Ivette masih menatap Belle dengan penuh amarah, namun mungkin karena ia tak punya pilihan lain, ia segera menetralkan napasnya. Tangannya mengaduk isi tasnya, mengeluarkan berbagai benda-benda kecil seperti pemerah bibir, buku catatan kecil, dompet, kunci kamar, serta beberapa bungkus permen. “Hanya ada permen? Apakah bisa?”
“Bisa ...” ucap Belle, terdengar tak yakin. Namun ia segera berdehem. “Tentu saja bisa, tikus memakan semuanya. Ah, sirup maple! Kemarikan, ini adalah umpan yang bagus!” kata Belle saat dia melihat sebotol kecil sirup maple di dalam tas karpet hijau Ivette.
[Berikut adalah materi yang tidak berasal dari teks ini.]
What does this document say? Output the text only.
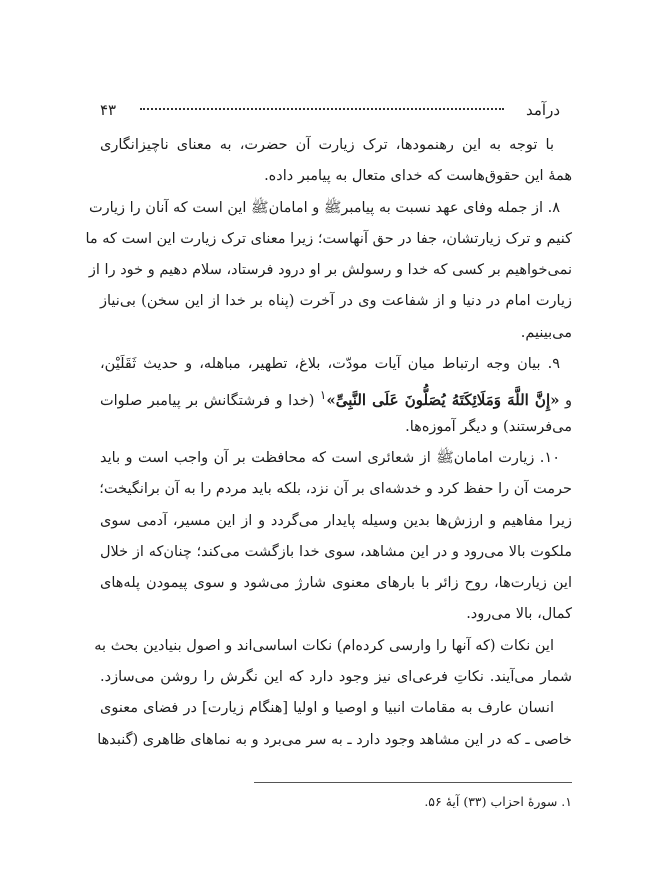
درآمد
۴۳
با توجه به این رهنمودها، ترک زیارت آن حضرت، به معنای ناچیزانگاری
همهٔ این حقوق‌هاست که خدای متعال به پیامبر داده.
۸. از جمله وفای عهد نسبت به پیامبرﷺ و امامانﷺ این است که آنان را زیارت
کنیم و ترک زیارتشان، جفا در حق آنهاست؛ زیرا معنای ترک زیارت این است که ما
نمی‌خواهیم بر کسی که خدا و رسولش بر او درود فرستاد، سلام دهیم و خود را از
زیارت امام در دنیا و از شفاعت وی در آخرت (پناه بر خدا از این سخن) بی‌نیاز
می‌بینیم.
۹. بیان وجه ارتباط میان آیات مودّت، بلاغ، تطهیر، مباهله، و حدیث ثَقَلَیْن،
و «إِنَّ اللَّهَ وَمَلَائِکَتَهُ یُصَلُّونَ عَلَى النَّبِیِّ»$^۱$ (خدا و فرشتگانش بر پیامبر صلوات
می‌فرستند) و دیگر آموزه‌ها.
۱۰. زیارت امامانﷺ از شعائری است که محافظت بر آن واجب است و باید
حرمت آن را حفظ کرد و خدشه‌ای بر آن نزد، بلکه باید مردم را به آن برانگیخت؛
زیرا مفاهیم و ارزش‌ها بدین وسیله پایدار می‌گردد و از این مسیر، آدمی سوی
ملکوت بالا می‌رود و در این مشاهد، سوی خدا بازگشت می‌کند؛ چنان‌که از خلال
این زیارت‌ها، روح زائر با بارهای معنوی شارژ می‌شود و سوی پیمودن پله‌های
کمال، بالا می‌رود.
این نکات (که آنها را وارسی کرده‌ام) نکات اساسی‌اند و اصول بنیادین بحث به
شمار می‌آیند. نکاتِ فرعی‌ای نیز وجود دارد که این نگرش را روشن می‌سازد.
انسان عارف به مقامات انبیا و اوصیا و اولیا [هنگام زیارت] در فضای معنوی
خاصی ـ که در این مشاهد وجود دارد ـ به سر می‌برد و به نماهای ظاهری (گنبدها
۱. سورهٔ احزاب (۳۳) آیهٔ ۵۶.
Ivette mencengkeram tasnya dengan posesif dengan jari-jarinya. “Sirup maple? Ini tidak boleh digunakan!”
“Oh, kalau begitu ... hanya dengan permen mungkin tak akan seefektif itu.”
“Aku tidak percaya.”
Belle mengangkat bahu. “Well, baiklah kalau kamu bersikeras. Kamu tak boleh menyalahkanku kalau tidak ada tikus yang terperangkap karena aku sudah menawarkan ide yang lebih bagus.”
Ivette berdecak. Belle membuka satu persatu permen miliknya dan melemparkannya ke dasar ember. Permen-permen dari negeri asalnya yang tentunya akan langka untuk ditemukan di Irelia ini kini bercampur dengan tanah. Ia menyipitkan mata, lalu meraih botol sirup kecilnya dan memberikannya pada Belle.
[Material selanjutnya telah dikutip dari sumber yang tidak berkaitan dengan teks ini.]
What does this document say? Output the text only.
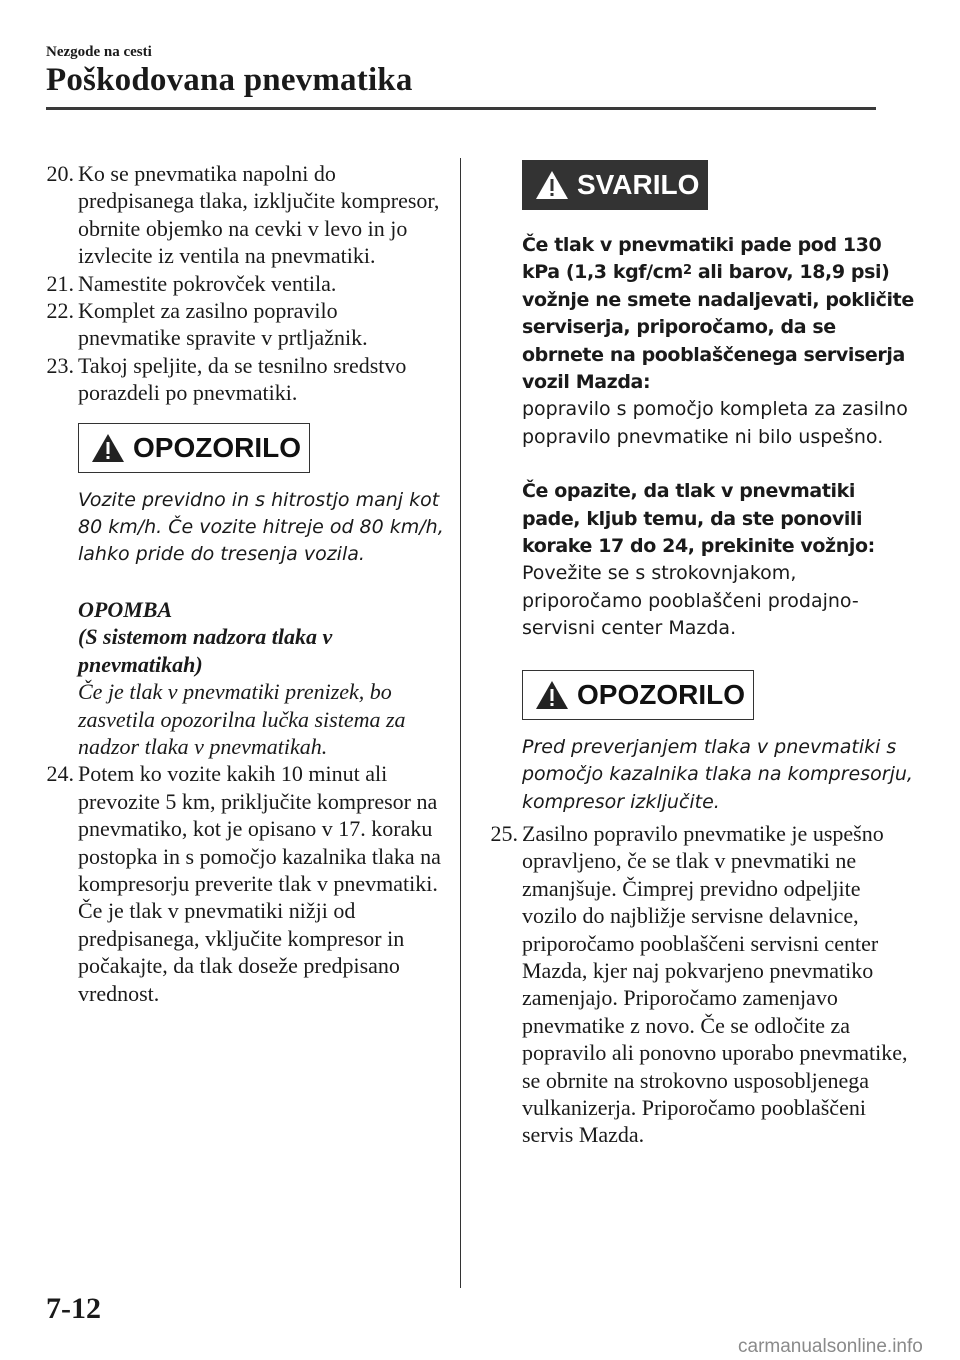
Nezgode na cesti
Poškodovana pnevmatika
20. Ko se pnevmatika napolni do predpisanega tlaka, izključite kompresor, obrnite objemko na cevki v levo in jo izvlecite iz ventila na pnevmatiki.
21. Namestite pokrovček ventila.
22. Komplet za zasilno popravilo pnevmatike spravite v prtljažnik.
23. Takoj speljite, da se tesnilno sredstvo porazdeli po pnevmatiki.
OPOZORILO
Vozite previdno in s hitrostjo manj kot 80 km/h. Če vozite hitreje od 80 km/h, lahko pride do tresenja vozila.
OPOMBA
(S sistemom nadzora tlaka v pnevmatikah)
Če je tlak v pnevmatiki prenizek, bo zasvetila opozorilna lučka sistema za nadzor tlaka v pnevmatikah.
24. Potem ko vozite kakih 10 minut ali prevozite 5 km, priključite kompresor na pnevmatiko, kot je opisano v 17. koraku postopka in s pomočjo kazalnika tlaka na kompresorju preverite tlak v pnevmatiki. Če je tlak v pnevmatiki nižji od predpisanega, vključite kompresor in počakajte, da tlak doseže predpisano vrednost.
SVARILO
Če tlak v pnevmatiki pade pod 130 kPa (1,3 kgf/$cm^2$ ali barov, 18,9 psi) vožnje ne smete nadaljevati, pokličite serviserja, priporočamo, da se obrnete na pooblaščenega serviserja vozil Mazda:
popravilo s pomočjo kompleta za zasilno popravilo pnevmatike ni bilo uspešno.
Če opazite, da tlak v pnevmatiki pade, kljub temu, da ste ponovili korake 17 do 24, prekinite vožnjo:
Povežite se s strokovnjakom, priporočamo pooblaščeni prodajno-servisni center Mazda.
OPOZORILO
Pred preverjanjem tlaka v pnevmatiki s pomočjo kazalnika tlaka na kompresorju, kompresor izključite.
25. Zasilno popravilo pnevmatike je uspešno opravljeno, če se tlak v pnevmatiki ne zmanjšuje. Čimprej previdno odpeljite vozilo do najbližje servisne delavnice, priporočamo pooblaščeni servisni center Mazda, kjer naj pokvarjeno pnevmatiko zamenjajo. Priporočamo zamenjavo pnevmatike z novo. Če se odločite za popravilo ali ponovno uporabo pnevmatike, se obrnite na strokovno usposobljenega vulkanizerja. Priporočamo pooblaščeni servis Mazda.
7-12
carmanualsonline.info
“Nah, kita bisa berharap banyak dengan adanya sirup maple ini,” kata Belle.
Gadis itu membuka tutup botol itu, lalu tanpa ragu menuangkan isinya di sisi dalam ember hingga membentuk lingkaran tanpa putus. Ia menutupnya kembali, lalu mengembalikan sirup yang hanya sisa setengah pada Ivette yang berdiri dengan satu mata berkedut.
Setelah menyiapkan semuanya, Belle membawa ember itu masuk ke dalam gedung. Ia meletakkannya di tempat yang sepenuhnya baru, di sebuah sudut gelap di samping rak kayu tua. Ia mencari potongan kayu yang ia sandarkan di tepi ember hingga lantai, sebagai jembatan untuk tikus menaiki ember itu. Ia berdoa sebentar dan berharap supaya ada tikus yang akan mendekatinya. Tak lupa, ia mengumpulkan kembali tujuh jebakan tikus besi yang telah disebar lagi. Ia memasukkannya satu persatu ke dalam ember milik Ivette.
Bulan di langit nampak seperti ayunan, yang mengingatkan Belle pada tempat tidurnya yang nyaman. Belle bertekad untuk segera menyelesaikan hal ini dan segera pergi tidur. Ia berjalan agak jauh dari gedung Stonehall untuk menemukan tempat sampah dan membuang keju-keju sisa ke dalamnya.
‘Mengantuk sekali,’ pikir Belle. ‘Aku memang khawatir kalau perangkapku tak menangkap tikus, tapi sekarang yang paling penting aku hanya ingin segera tidur.”
Ia berjalan kembali menuju area gedung Stonehall. Bulan mungil di langit mengikutinya layaknya ayunan peri. Malam di High Elia sebenarnya cukup indah, meskipun bintang tak bersinar seterang di Swanfield.
Sayangnya, Ivette merusak keindahan malam itu dengan wajah masamnya. “Belle, kamu membuang keju-kejunya, ya?” tanyanya.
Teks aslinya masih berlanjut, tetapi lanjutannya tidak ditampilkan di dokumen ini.